Ha'penny Bridge, part of Nolan's Starry night in Dublin series, honours the city he loves and Van Gogh whom he admires. Originally called Wellington Bridge, for Dublin-born Duke of Wellington who defeated Napoleon in 1815, and officially known, since 1922, as the Liffey Bridge, the 30,000 who cross it daily call it the Ha'penny Bridge.

Made of iron mined in Sliabh an Iarainn in Leitrim, it was cast in Shropshire and opened on May 19, 1816.

Looking west, in crepuscular light, the curved Ha'penny Bridge is empty and beautiful. With artistic licence, the dazzling stars that Van Gogh saw in Arles here shine down on Dublin.

The arched lamps glow as do "Stop" traffic lights. Ochre and reds shimmer and trickle down the curiously, improbably blue Liffey.

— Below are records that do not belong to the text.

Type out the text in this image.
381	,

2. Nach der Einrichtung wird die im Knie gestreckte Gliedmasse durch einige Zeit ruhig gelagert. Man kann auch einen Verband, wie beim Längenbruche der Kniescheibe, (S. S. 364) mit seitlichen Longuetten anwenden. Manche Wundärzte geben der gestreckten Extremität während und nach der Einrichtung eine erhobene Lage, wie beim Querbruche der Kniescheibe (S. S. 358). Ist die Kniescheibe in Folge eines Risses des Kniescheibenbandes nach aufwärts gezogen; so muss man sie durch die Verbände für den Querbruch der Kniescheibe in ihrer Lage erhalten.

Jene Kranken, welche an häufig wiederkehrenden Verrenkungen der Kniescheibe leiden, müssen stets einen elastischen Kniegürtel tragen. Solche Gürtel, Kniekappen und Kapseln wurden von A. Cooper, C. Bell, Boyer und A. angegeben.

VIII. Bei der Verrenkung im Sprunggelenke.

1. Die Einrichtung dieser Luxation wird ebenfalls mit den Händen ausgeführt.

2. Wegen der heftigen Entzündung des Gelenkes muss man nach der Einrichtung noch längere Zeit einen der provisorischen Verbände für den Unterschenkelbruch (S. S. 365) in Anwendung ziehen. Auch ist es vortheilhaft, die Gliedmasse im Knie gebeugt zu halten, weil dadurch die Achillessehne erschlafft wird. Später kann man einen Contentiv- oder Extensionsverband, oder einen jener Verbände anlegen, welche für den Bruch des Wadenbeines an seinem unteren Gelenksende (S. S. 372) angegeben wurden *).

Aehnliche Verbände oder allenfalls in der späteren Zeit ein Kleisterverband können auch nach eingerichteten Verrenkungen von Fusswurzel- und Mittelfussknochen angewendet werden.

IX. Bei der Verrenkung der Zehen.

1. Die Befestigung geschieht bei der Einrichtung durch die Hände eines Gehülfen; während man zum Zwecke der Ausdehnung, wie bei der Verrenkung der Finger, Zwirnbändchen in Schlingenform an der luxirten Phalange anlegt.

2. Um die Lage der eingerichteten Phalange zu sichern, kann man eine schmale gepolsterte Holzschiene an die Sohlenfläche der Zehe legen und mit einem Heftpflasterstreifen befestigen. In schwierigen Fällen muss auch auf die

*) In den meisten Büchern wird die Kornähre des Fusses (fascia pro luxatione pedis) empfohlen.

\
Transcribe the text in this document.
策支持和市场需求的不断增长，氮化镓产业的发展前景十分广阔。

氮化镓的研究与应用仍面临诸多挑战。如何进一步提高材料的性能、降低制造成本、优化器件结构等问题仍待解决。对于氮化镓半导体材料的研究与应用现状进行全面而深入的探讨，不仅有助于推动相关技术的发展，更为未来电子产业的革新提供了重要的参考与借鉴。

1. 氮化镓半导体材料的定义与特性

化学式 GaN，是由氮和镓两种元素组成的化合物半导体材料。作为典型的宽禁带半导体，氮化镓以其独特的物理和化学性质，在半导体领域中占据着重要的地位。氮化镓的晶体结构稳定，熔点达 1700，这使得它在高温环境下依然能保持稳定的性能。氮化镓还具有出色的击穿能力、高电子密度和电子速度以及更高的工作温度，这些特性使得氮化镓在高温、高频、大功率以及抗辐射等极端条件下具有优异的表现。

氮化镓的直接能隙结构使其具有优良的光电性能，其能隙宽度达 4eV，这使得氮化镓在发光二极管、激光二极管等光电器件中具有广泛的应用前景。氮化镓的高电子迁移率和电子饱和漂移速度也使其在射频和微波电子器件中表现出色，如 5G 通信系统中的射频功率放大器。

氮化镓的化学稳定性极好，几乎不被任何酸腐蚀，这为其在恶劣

Far from Dublin, Dolcezza, one of Canada's leading fashion designers, has featured Nolan's work in its Fall 2016 collection and in Modern Ireland in 100 Artworks, John Nolan's painting of the inseparable Joyce and Nora Barnacle, was chosen to accompany the Ulysses entry.

Nolan never paints in silence. Thelonius Monk, Keith Jarrett, Chet Baker with their jazzy rhythms keep him company.

Using brush, cloth, palette knife and fingers, those same jazzy rhythms find their way on to the canvas. It's the Ha'penny Bridge in swing time.